39 Die Kommission behauptet, die zuständigen deutschen Behörden hätten das Verfahren des Artikels 8 nicht angewandt. Die Bundesregierung bestreitet dies, ohne jedoch den Nachweis zu erbringen, daß sie dieses Verfahren tatsächlich angewandt hätte.
40 Die Klage der Kommission ist daher begründet, was die Artikel 5 Absatz 1, 7 und 8 der Richtlinie 89/662 angeht.

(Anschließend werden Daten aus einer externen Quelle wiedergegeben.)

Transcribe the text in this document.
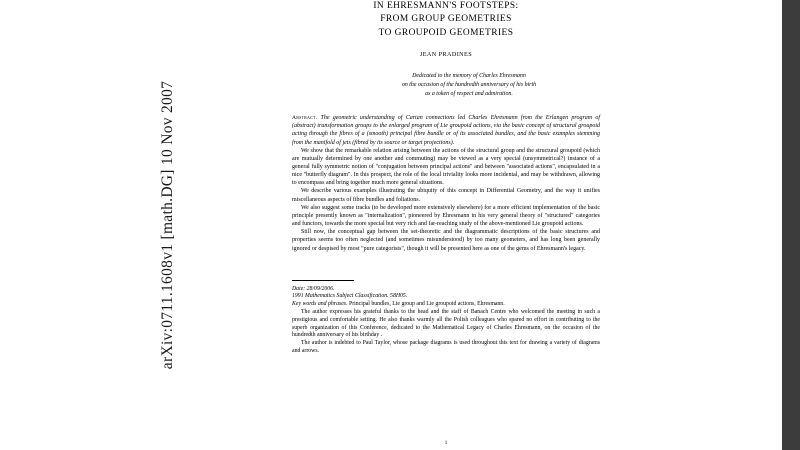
arXiv:0711.1608v1 [math.DG] 10 Nov 2007
IN EHRESMANN'S FOOTSTEPS:
FROM GROUP GEOMETRIES
TO GROUPOID GEOMETRIES
JEAN PRADINES
Dedicated to the memory of Charles Ehresmann
on the occasion of the hundredth anniversary of his birth
as a token of respect and admiration.

Abstract. The geometric understanding of Cartan connections led Charles Ehresmann from the Erlangen program of (abstract) transformation groups to the enlarged program of Lie groupoid actions, via the basic concept of structural groupoid acting through the fibres of a (smooth) principal fibre bundle or of its associated bundles, and the basic examples stemming from the manifold of jets (fibred by its source or target projections).

We show that the remarkable relation arising between the actions of the structural group and the structural groupoid (which are mutually determined by one another and commuting) may be viewed as a very special (unsymmetrical?) instance of a general fully symmetric notion of "conjugation between principal actions" and between "associated actions", encapsulated in a nice "butterfly diagram". In this prospect, the role of the local triviality looks more incidental, and may be withdrawn, allowing to encompass and bring together much more general situations.

We describe various examples illustrating the ubiquity of this concept in Differential Geometry, and the way it unifies miscellaneous aspects of fibre bundles and foliations.

We also suggest some tracks (to be developed more extensively elsewhere) for a more efficient implementation of the basic principle presently known as "internalization", pioneered by Ehresmann in his very general theory of "structured" categories and functors, towards the more special but very rich and far-reaching study of the above-mentioned Lie groupoid actions.

Still now, the conceptual gap between the set-theoretic and the diagrammatic descriptions of the basic structures and properties seems too often neglected (and sometimes misunderstood) by too many geometers, and has long been generally ignored or despised by most "pure categorists", though it will be presented here as one of the gems of Ehresmann's legacy.

Date: 28/09/2006.

1991 Mathematics Subject Classification. 58H05.

Key words and phrases. Principal bundles, Lie group and Lie groupoid actions, Ehresmann.

The author expresses his grateful thanks to the head and the staff of Banach Centre who welcomed the meeting in such a prestigious and comfortable setting. He also thanks warmly all the Polish colleagues who spared no effort in contributing to the superb organization of this Conference, dedicated to the Mathematical Legacy of Charles Ehresmann, on the occasion of the hundredth anniversary of his birthday .

The author is indebted to Paul Taylor, whose package diagrams is used throughout this text for drawing a variety of diagrams and arrows.

1
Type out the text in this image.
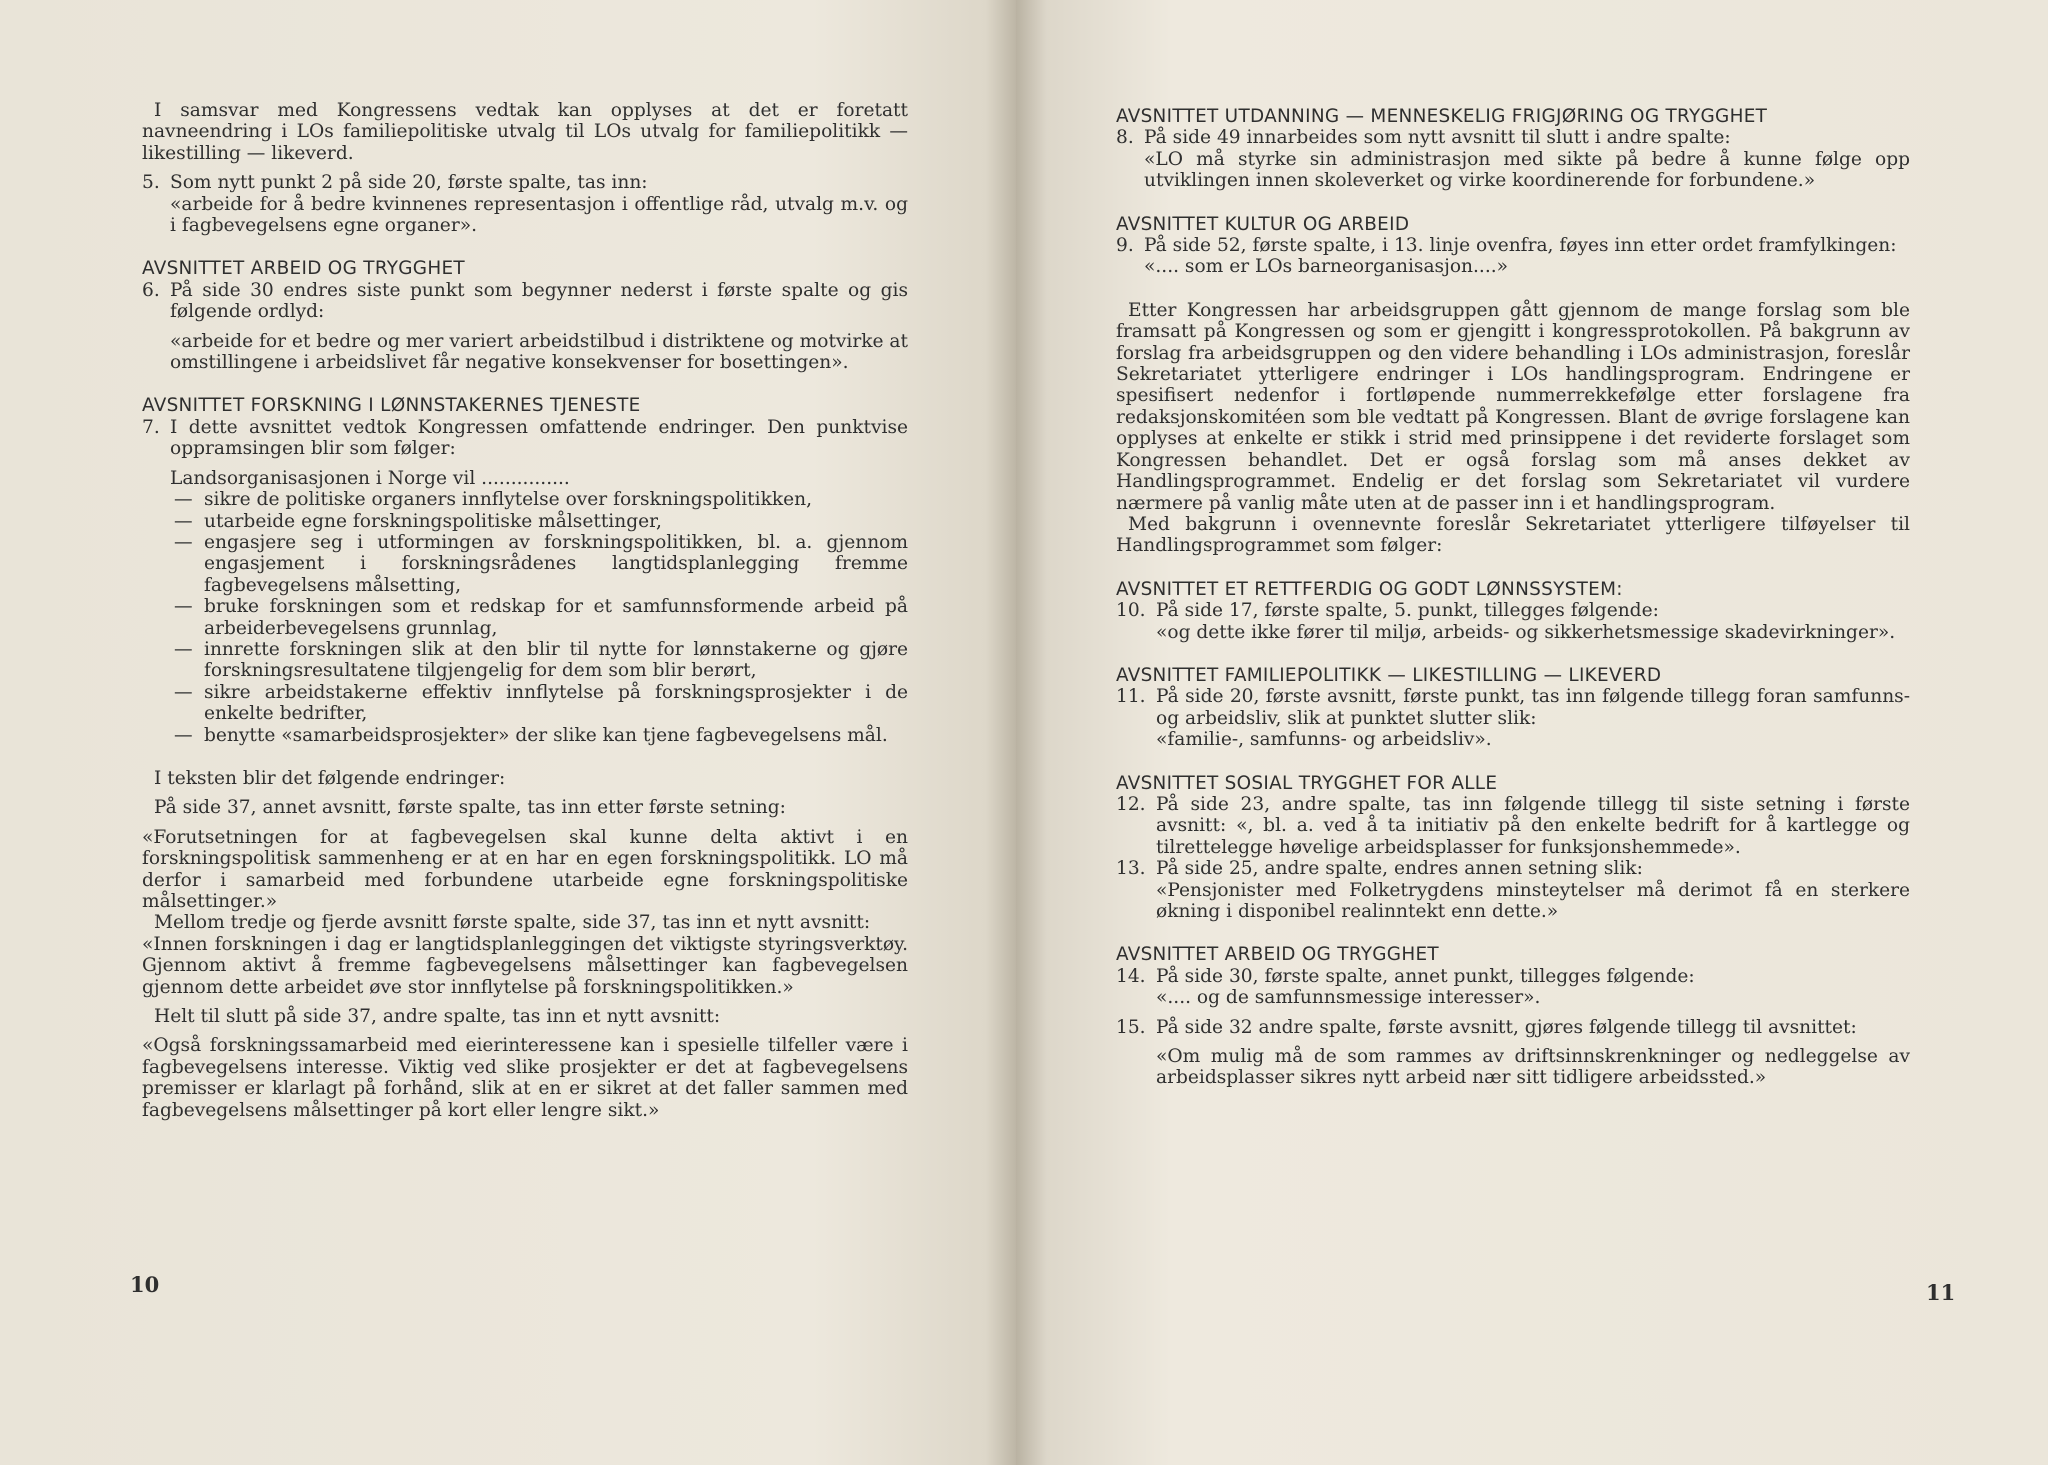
I samsvar med Kongressens vedtak kan opplyses at det er foretatt navneendring i LOs familiepolitiske utvalg til LOs utvalg for familiepolitikk — likestilling — likeverd.

5. Som nytt punkt 2 på side 20, første spalte, tas inn:

«arbeide for å bedre kvinnenes representasjon i offentlige råd, utvalg m.v. og i fagbevegelsens egne organer».

AVSNITTET ARBEID OG TRYGGHET

6. På side 30 endres siste punkt som begynner nederst i første spalte og gis følgende ordlyd:

«arbeide for et bedre og mer variert arbeidstilbud i distriktene og motvirke at omstillingene i arbeidslivet får negative konsekvenser for bosettingen».

AVSNITTET FORSKNING I LØNNSTAKERNES TJENESTE

7. I dette avsnittet vedtok Kongressen omfattende endringer. Den punktvise oppramsingen blir som følger:

Landsorganisasjonen i Norge vil ...............

— sikre de politiske organers innflytelse over forskningspolitikken,
— utarbeide egne forskningspolitiske målsettinger,
— engasjere seg i utformingen av forskningspolitikken, bl. a. gjennom engasjement i forskningsrådenes langtidsplanlegging fremme fagbevegelsens målsetting,
— bruke forskningen som et redskap for et samfunnsformende arbeid på arbeiderbevegelsens grunnlag,
— innrette forskningen slik at den blir til nytte for lønnstakerne og gjøre forskningsresultatene tilgjengelig for dem som blir berørt,
— sikre arbeidstakerne effektiv innflytelse på forskningsprosjekter i de enkelte bedrifter,
— benytte «samarbeidsprosjekter» der slike kan tjene fagbevegelsens mål.

I teksten blir det følgende endringer:

På side 37, annet avsnitt, første spalte, tas inn etter første setning:

«Forutsetningen for at fagbevegelsen skal kunne delta aktivt i en forskningspolitisk sammenheng er at en har en egen forskningspolitikk. LO må derfor i samarbeid med forbundene utarbeide egne forskningspolitiske målsettinger.»

Mellom tredje og fjerde avsnitt første spalte, side 37, tas inn et nytt avsnitt:

«Innen forskningen i dag er langtidsplanleggingen det viktigste styringsverktøy. Gjennom aktivt å fremme fagbevegelsens målsettinger kan fagbevegelsen gjennom dette arbeidet øve stor innflytelse på forskningspolitikken.»

Helt til slutt på side 37, andre spalte, tas inn et nytt avsnitt:

«Også forskningssamarbeid med eierinteressene kan i spesielle tilfeller være i fagbevegelsens interesse. Viktig ved slike prosjekter er det at fagbevegelsens premisser er klarlagt på forhånd, slik at en er sikret at det faller sammen med fagbevegelsens målsettinger på kort eller lengre sikt.»

10

AVSNITTET UTDANNING — MENNESKELIG FRIGJØRING OG TRYGGHET

8. På side 49 innarbeides som nytt avsnitt til slutt i andre spalte:

«LO må styrke sin administrasjon med sikte på bedre å kunne følge opp utviklingen innen skoleverket og virke koordinerende for forbundene.»

AVSNITTET KULTUR OG ARBEID

9. På side 52, første spalte, i 13. linje ovenfra, føyes inn etter ordet framfylkingen:

«.... som er LOs barneorganisasjon....»

Etter Kongressen har arbeidsgruppen gått gjennom de mange forslag som ble framsatt på Kongressen og som er gjengitt i kongressprotokollen. På bakgrunn av forslag fra arbeidsgruppen og den videre behandling i LOs administrasjon, foreslår Sekretariatet ytterligere endringer i LOs handlingsprogram. Endringene er spesifisert nedenfor i fortløpende nummerrekkefølge etter forslagene fra redaksjonskomitéen som ble vedtatt på Kongressen. Blant de øvrige forslagene kan opplyses at enkelte er stikk i strid med prinsippene i det reviderte forslaget som Kongressen behandlet. Det er også forslag som må anses dekket av Handlingsprogrammet. Endelig er det forslag som Sekretariatet vil vurdere nærmere på vanlig måte uten at de passer inn i et handlingsprogram.

Med bakgrunn i ovennevnte foreslår Sekretariatet ytterligere tilføyelser til Handlingsprogrammet som følger:

AVSNITTET ET RETTFERDIG OG GODT LØNNSSYSTEM:

10. På side 17, første spalte, 5. punkt, tillegges følgende:

«og dette ikke fører til miljø, arbeids- og sikkerhetsmessige skadevirkninger».

AVSNITTET FAMILIEPOLITIKK — LIKESTILLING — LIKEVERD

11. På side 20, første avsnitt, første punkt, tas inn følgende tillegg foran samfunns- og arbeidsliv, slik at punktet slutter slik:

«familie-, samfunns- og arbeidsliv».

AVSNITTET SOSIAL TRYGGHET FOR ALLE

12. På side 23, andre spalte, tas inn følgende tillegg til siste setning i første avsnitt: «, bl. a. ved å ta initiativ på den enkelte bedrift for å kartlegge og tilrettelegge høvelige arbeidsplasser for funksjonshemmede».

13. På side 25, andre spalte, endres annen setning slik:

«Pensjonister med Folketrygdens minsteytelser må derimot få en sterkere økning i disponibel realinntekt enn dette.»

AVSNITTET ARBEID OG TRYGGHET

14. På side 30, første spalte, annet punkt, tillegges følgende:

«.... og de samfunnsmessige interesser».

15. På side 32 andre spalte, første avsnitt, gjøres følgende tillegg til avsnittet:

«Om mulig må de som rammes av driftsinnskrenkninger og nedleggelse av arbeidsplasser sikres nytt arbeid nær sitt tidligere arbeidssted.»

11
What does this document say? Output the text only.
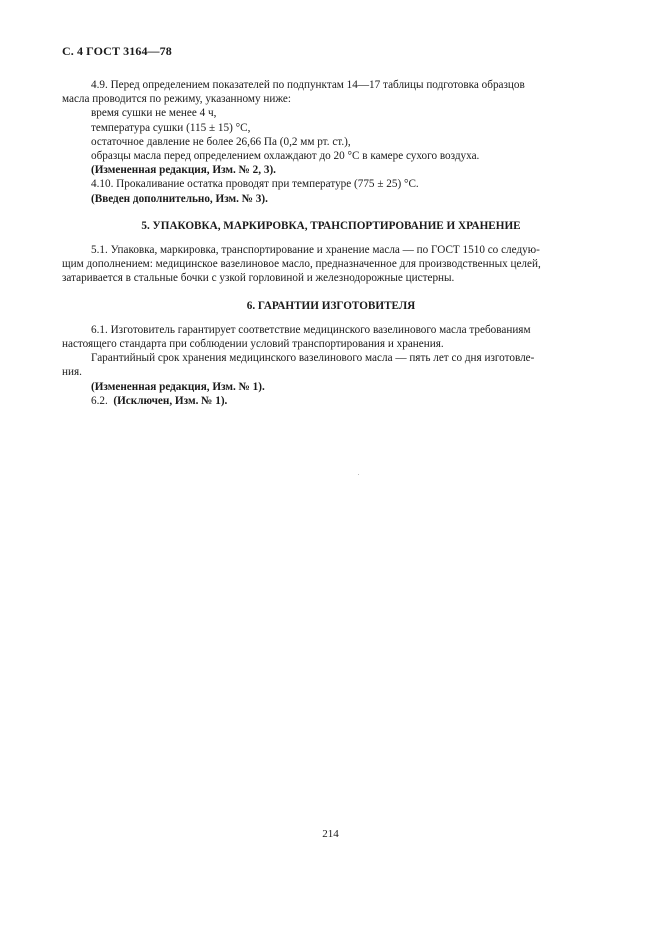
С. 4 ГОСТ 3164—78

4.9. Перед определением показателей по подпунктам 14—17 таблицы подготовка образцов

масла проводится по режиму, указанному ниже:

время сушки не менее 4 ч,

температура сушки (115 ± 15) °С,

остаточное давление не более 26,66 Па (0,2 мм рт. ст.),

образцы масла перед определением охлаждают до 20 °С в камере сухого воздуха.

(Измененная редакция, Изм. № 2, 3).

4.10. Прокаливание остатка проводят при температуре (775 ± 25) °С.

(Введен дополнительно, Изм. № 3).

5. УПАКОВКА, МАРКИРОВКА, ТРАНСПОРТИРОВАНИЕ И ХРАНЕНИЕ

5.1. Упаковка, маркировка, транспортирование и хранение масла — по ГОСТ 1510 со следую-

щим дополнением: медицинское вазелиновое масло, предназначенное для производственных целей,

затаривается в стальные бочки с узкой горловиной и железнодорожные цистерны.

6. ГАРАНТИИ ИЗГОТОВИТЕЛЯ

6.1. Изготовитель гарантирует соответствие медицинского вазелинового масла требованиям

настоящего стандарта при соблюдении условий транспортирования и хранения.

Гарантийный срок хранения медицинского вазелинового масла — пять лет со дня изготовле-

ния.

(Измененная редакция, Изм. № 1).

6.2. (Исключен, Изм. № 1).

214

41 Somit ist festzustellen, daß die Bundesrepublik Deutschland dadurch gegen ihre Verpflichtungen aus Artikel 5 Absatz 1 Buchstabe o und Artikel 6 Absatz 1 Buchstabe b der Richtlinie 64/433 in der Fassung der Richtlinie 91/497 sowie aus den Artikeln 5 Absatz 1, 7 und 8 der Richtlinie 89/662 verstossen hat, daß sie Schlachtkörper von nicht kastrierten männlichen Schweinen der Kennzeichnung und Hitzebehandlung bereits dann unterwirft, wenn das Fleisch unabhängig vom Körpergewicht der Tiere einen Androstenongehalt von mehr als 0,5 ìg/g, festgestellt unter Anwendung des modifizierten Immunönzymtests nach Prof. Claus, aufweist, und daß sie das Fleisch bei Überschreitung des Grenzwerts von 0,5 ìg/g als mit einem starken Geschlechtsgeruch belastet betrachtet, der die Genussuntauglichkeit des Fleisches für den menschlichen Verzehr nach sich zieht.
Kostenentscheidung:
Kosten
42 Nach Artikel 69 § 2 der Verfahrensordnung ist die unterliegende Partei zur Tragung der Kosten zu verurteilen. Da die Bundesrepublik Deutschland mit ihrem Vorbringen unterlegen ist, sind ihr die Kosten aufzuerlegen.
Tenor:
Aus diesen Gründen
hat
DER GERICHTSHOF
(Sechste Kammer)
für Recht erkannt und entschieden:
43 Die Bundesrepublik Deutschland hat dadurch gegen ihre Verpflichtungen aus Artikel 5 Absatz 1 Buchstabe o und Artikel 6 Absatz 1 Buchstabe b der Richtlinie 64/433/EWG des Rates vom 26. Juni 1964 zur Regelung gesundheitlicher Fragen beim innergemeinschaftlichen Handelsverkehr mit frischem Fleisch in der Fassung der Richtlinie 91/497/EWG sowie aus den Artikeln 5 Absatz 1, 7 und 8 der Richtlinie 89/662/EWG des Rates vom 11. Dezember 1989 zur Regelung der veterinärrechtlichen Kontrollen im innergemeinschaftlichen Handel im Hinblick auf den gemeinsamen Binnenmarkt verstossen, daß sie Schlachtkörper von nicht kastrierten männlichen Schweinen der Kennzeichnung und Hitzebehandlung bereits dann unterwirft, wenn das Fleisch unabhängig vom Körpergewicht der Tiere einen Androstenongehalt von mehr als 0,5 ìg/g, festgestellt unter Anwendung des modifizierten lmmunönzymtests nach Prof. Claus aufweist, und daß sie das Fleisch bei Überschreitung des Grenzwerts von 0,5 ìg/g Androstenon als mit einem starken Geschlechtsgeruch belastet betrachtet, der die Genussuntauglichkeit des Fleisches für den menschlichen Verzehr nach sich zieht.
44 Die Bundesrepublik Deutschland trägt die Kosten des Verfahrens.